Quedamos en silencio. Al cabo de un rato Joseff me preguntaba:
—Y tú, ¿cómo estás?
Me dejó sorprendido. De todas las respuestas, ésa era la que menos me esperaba y, por inesperada, me emocionó: yo estaba en su mundo.
Joseff estaba mal y se sentía mal; pero no sólo por su aspecto, que seguramente era lo que menos le importaba, Joseff se sentía mal de años. Su verdadera dolencia se nos hace invisible a los que le miramos; la tiene arraigada tan dentro… y desde hace tanto tiempo…, que ya ni él mismo la sabe explicar.
—Y tú ¿cómo estás?
Pero en su sufrimiento, supo encontrarme a mí, preocuparse por mí… Por un momento yo entré en su mundo y su mundo tenía sitio para mí…
-—Bien, Joseff. Yo estoy bien; mejor que tú —le contesté.
Volvimos a quedar en silencio. Mientras, le observaba cómo, temblando, mojaba una galleta María en la manzanilla bien caliente que unos momentos antes le había preparado y cómo con dificultades se la llevaba a la boca para comerla, pausadamente, con cuidado de no romperla con el temblor de la mano.
Joseff es joven, no tiene aún cuarenta años. Le conocemos desde hace algún tiempo y no quiere nada. Cuando le vimos por primera vez nos acercamos a él, como siempre, con las manos vacías para ofrecer: él nos dirá. Pero Joseff no nos dijo nada, no quería nada. Y desde entonces hacemos lo que tenemos que hacer: “ESTAR” con él, ACOMPAÑARLE, RELACIONARNOS con él. ¿Hasta cuándo? Él será quien nos diga; habrá que esperar…
—¿Y si no llega nunca el querer cambiar?
—Habrá que seguir esperando, porque no quiero ser yo quien también tire la toalla y le deje solo.
—Pero así no cambiará nunca —me dicen y, a veces, me digo—. La compañía, el estar con él, está bien para un tiempo, luego hay que presionar, es angustioso verlo así.
Muchas veces nos falta la paciencia. Nuestras angustias pueden más y nos hacen exigir. En el fondo descubrimos que nuestros objetivos no están en lo que Joseff quiere, sino en lo que nosotros creemos que debería querer Joseff.
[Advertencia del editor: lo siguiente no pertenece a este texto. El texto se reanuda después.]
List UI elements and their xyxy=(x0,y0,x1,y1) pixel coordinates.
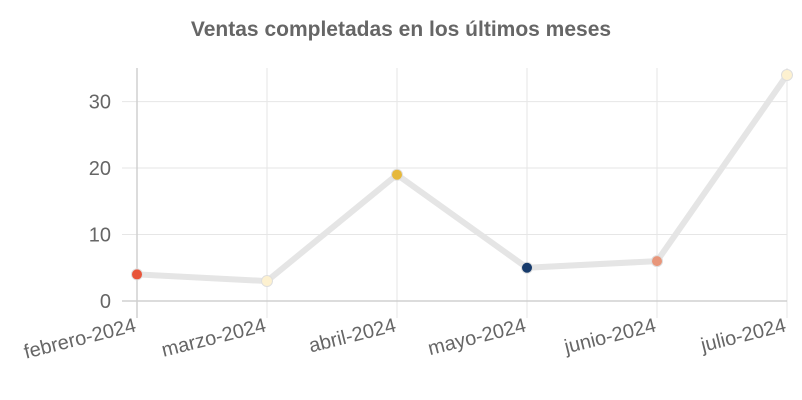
series-layer xyxy=(131,69,793,288)
data-point xyxy=(131,268,143,281)
x-tick-label: abril-2024 xyxy=(307,315,399,358)
y-tick-label: 30 xyxy=(89,92,111,114)
y-tick-label: 10 xyxy=(89,225,111,247)
series-line xyxy=(134,72,790,285)
x-tick-label: marzo-2024 xyxy=(159,315,268,362)
y-tick-labels: 0 10 20 30 xyxy=(89,92,111,313)
y-tick-label: 20 xyxy=(89,158,111,180)
x-tick-label: febrero-2024 xyxy=(22,315,138,364)
chart-title: Ventas completadas en los últimos meses xyxy=(190,18,612,41)
x-tick-labels: febrero-2024 marzo-2024 abril-2024 mayo-202… xyxy=(22,315,788,364)
x-tick-label: mayo-2024 xyxy=(426,315,528,361)
data-point xyxy=(521,261,533,274)
x-tick-label: junio-2024 xyxy=(561,315,658,359)
data-point xyxy=(391,168,403,181)
y-tick-label: 0 xyxy=(100,291,111,313)
x-tick-label: julio-2024 xyxy=(698,315,788,358)
data-point xyxy=(651,255,663,268)
data-point xyxy=(261,275,273,288)
data-point xyxy=(781,69,793,81)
Y condicionamos su libertad de decisión, por pequeña que ésta sea, a nuestros propios intereses, por muy respetables que estos sean. Queremos que Joseff cambie, aunque él no nos haya hecho señales de que quiera cambiar, porque queremos liberarnos de nuestras propias angustias. Con este pretender que cambie a pesar de él, hemos desdeñado su persona y nuestro estar, nuestro acompañar se hace condicionado y deja de ser gratuito: a cambio de nuestra compañía y de nuestra relación Joseff debe de quitarnos nuestras angustias y aceptar cambiar “para su bien”.